I actually have the response aspect of the script configured to use the server, via the O365 phishing report account. I'm looking at adapting your scripts into the next piece, which performs analysis of the email that was submitted. If I can get that figured out, there will be no need to leave Outlook open. :-)

[hbteibetLZ]

Hello @gfoss have you had a chance to look into doing everything via EWS API instead of the Outlook client?

[n3tsurge]

Got a sample here that I was toying with that you can pick apart and use that does the analysis and stuff right in the ps1 and is proxy aware. It does not do any of the LR integration.

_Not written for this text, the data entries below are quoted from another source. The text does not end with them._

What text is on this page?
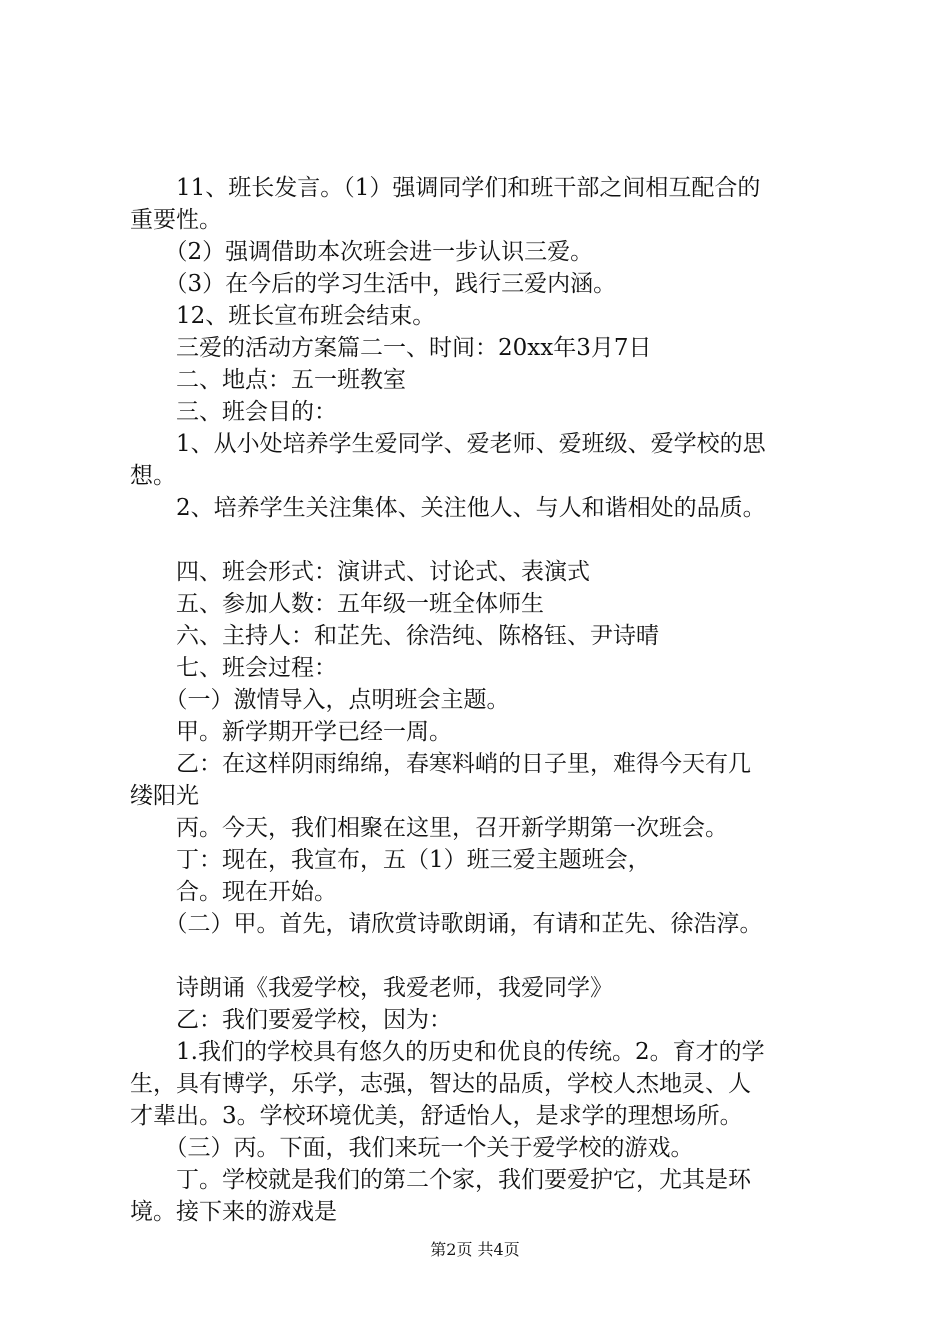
　　11、班长发言。（1）强调同学们和班干部之间相互配合的
重要性。
　　（2）强调借助本次班会进一步认识三爱。
　　（3）在今后的学习生活中，践行三爱内涵。
　　12、班长宣布班会结束。
　　三爱的活动方案篇二一、时间：20xx年3月7日
　　二、地点：五一班教室
　　三、班会目的：
　　1、从小处培养学生爱同学、爱老师、爱班级、爱学校的思
想。
　　2、培养学生关注集体、关注他人、与人和谐相处的品质。
　　四、班会形式：演讲式、讨论式、表演式
　　五、参加人数：五年级一班全体师生
　　六、主持人：和芷先、徐浩纯、陈格钰、尹诗晴
　　七、班会过程：
　　（一）激情导入，点明班会主题。
　　甲。新学期开学已经一周。
　　乙：在这样阴雨绵绵，春寒料峭的日子里，难得今天有几
缕阳光
　　丙。今天，我们相聚在这里，召开新学期第一次班会。
　　丁：现在，我宣布，五（1）班三爱主题班会，
　　合。现在开始。
　　（二）甲。首先，请欣赏诗歌朗诵，有请和芷先、徐浩淳。
　　诗朗诵《我爱学校，我爱老师，我爱同学》
　　乙：我们要爱学校，因为：
　　1.我们的学校具有悠久的历史和优良的传统。2。育才的学
生，具有博学，乐学，志强，智达的品质，学校人杰地灵、人
才辈出。3。学校环境优美，舒适怡人，是求学的理想场所。
　　（三）丙。下面，我们来玩一个关于爱学校的游戏。
　　丁。学校就是我们的第二个家，我们要爱护它，尤其是环
境。接下来的游戏是
第2页 共4页
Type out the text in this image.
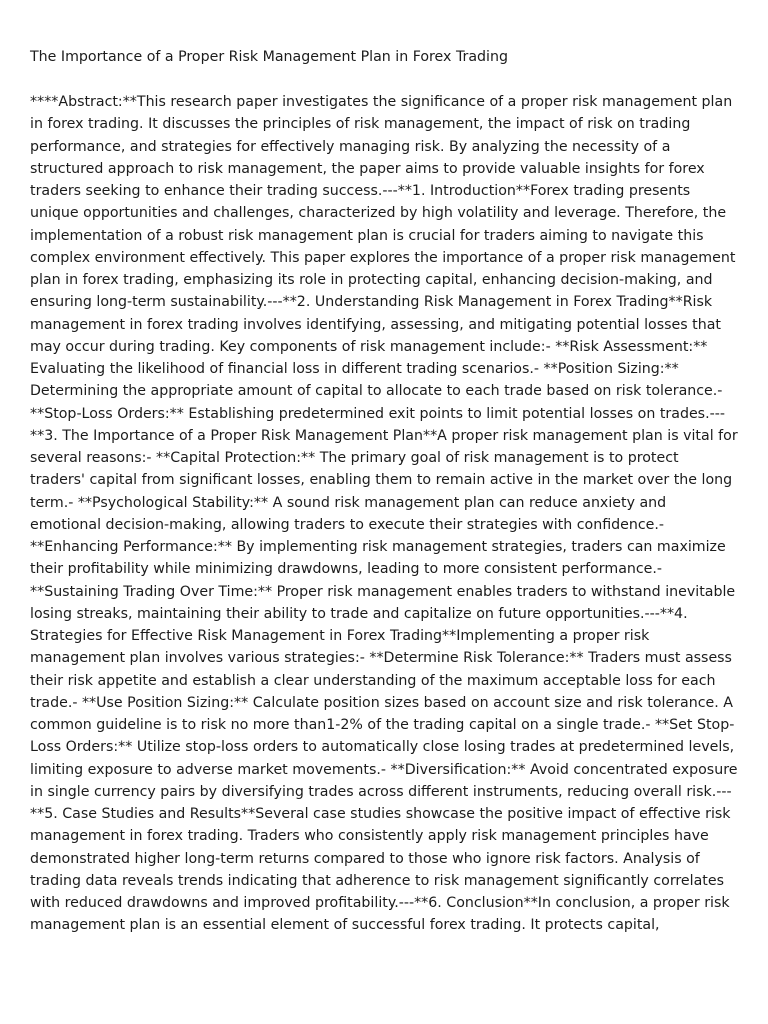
The Importance of a Proper Risk Management Plan in Forex Trading

****Abstract:**This research paper investigates the significance of a proper risk management plan in forex trading. It discusses the principles of risk management, the impact of risk on trading performance, and strategies for effectively managing risk. By analyzing the necessity of a structured approach to risk management, the paper aims to provide valuable insights for forex traders seeking to enhance their trading success.---**1. Introduction**Forex trading presents unique opportunities and challenges, characterized by high volatility and leverage. Therefore, the implementation of a robust risk management plan is crucial for traders aiming to navigate this complex environment effectively. This paper explores the importance of a proper risk management plan in forex trading, emphasizing its role in protecting capital, enhancing decision-making, and ensuring long-term sustainability.---**2. Understanding Risk Management in Forex Trading**Risk management in forex trading involves identifying, assessing, and mitigating potential losses that may occur during trading. Key components of risk management include:- **Risk Assessment:** Evaluating the likelihood of financial loss in different trading scenarios.- **Position Sizing:** Determining the appropriate amount of capital to allocate to each trade based on risk tolerance.- **Stop-Loss Orders:** Establishing predetermined exit points to limit potential losses on trades.---**3. The Importance of a Proper Risk Management Plan**A proper risk management plan is vital for several reasons:- **Capital Protection:** The primary goal of risk management is to protect traders' capital from significant losses, enabling them to remain active in the market over the long term.- **Psychological Stability:** A sound risk management plan can reduce anxiety and emotional decision-making, allowing traders to execute their strategies with confidence.- **Enhancing Performance:** By implementing risk management strategies, traders can maximize their profitability while minimizing drawdowns, leading to more consistent performance.- **Sustaining Trading Over Time:** Proper risk management enables traders to withstand inevitable losing streaks, maintaining their ability to trade and capitalize on future opportunities.---**4. Strategies for Effective Risk Management in Forex Trading**Implementing a proper risk management plan involves various strategies:- **Determine Risk Tolerance:** Traders must assess their risk appetite and establish a clear understanding of the maximum acceptable loss for each trade.- **Use Position Sizing:** Calculate position sizes based on account size and risk tolerance. A common guideline is to risk no more than1-2% of the trading capital on a single trade.- **Set Stop-Loss Orders:** Utilize stop-loss orders to automatically close losing trades at predetermined levels, limiting exposure to adverse market movements.- **Diversification:** Avoid concentrated exposure in single currency pairs by diversifying trades across different instruments, reducing overall risk.---**5. Case Studies and Results**Several case studies showcase the positive impact of effective risk management in forex trading. Traders who consistently apply risk management principles have demonstrated higher long-term returns compared to those who ignore risk factors. Analysis of trading data reveals trends indicating that adherence to risk management significantly correlates with reduced drawdowns and improved profitability.---**6. Conclusion**In conclusion, a proper risk management plan is an essential element of successful forex trading. It protects capital,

https://github.com/krypticnetworks/smells-phishy

[gfoss]

I have not had time to dive into this issue just yet, unfortunately. Appreciate the link to this project though - will have to dive into this and see if I can apply this non-interactive mailbox fix to PIE!

[gfoss]

I believe that I've inadvertently fixed this problem with the following commit:

https://github.com/LogRhythm-Labs/PIE/commit/9e90ee1cdd522c7a63511a3ac4a72e15ba01238a

I was solving a separate issue and a side-effect is that you actually have to leave Outlook closed now in order to process mail properly in the background. If you have some time, please test and let me know if the updated code works for you.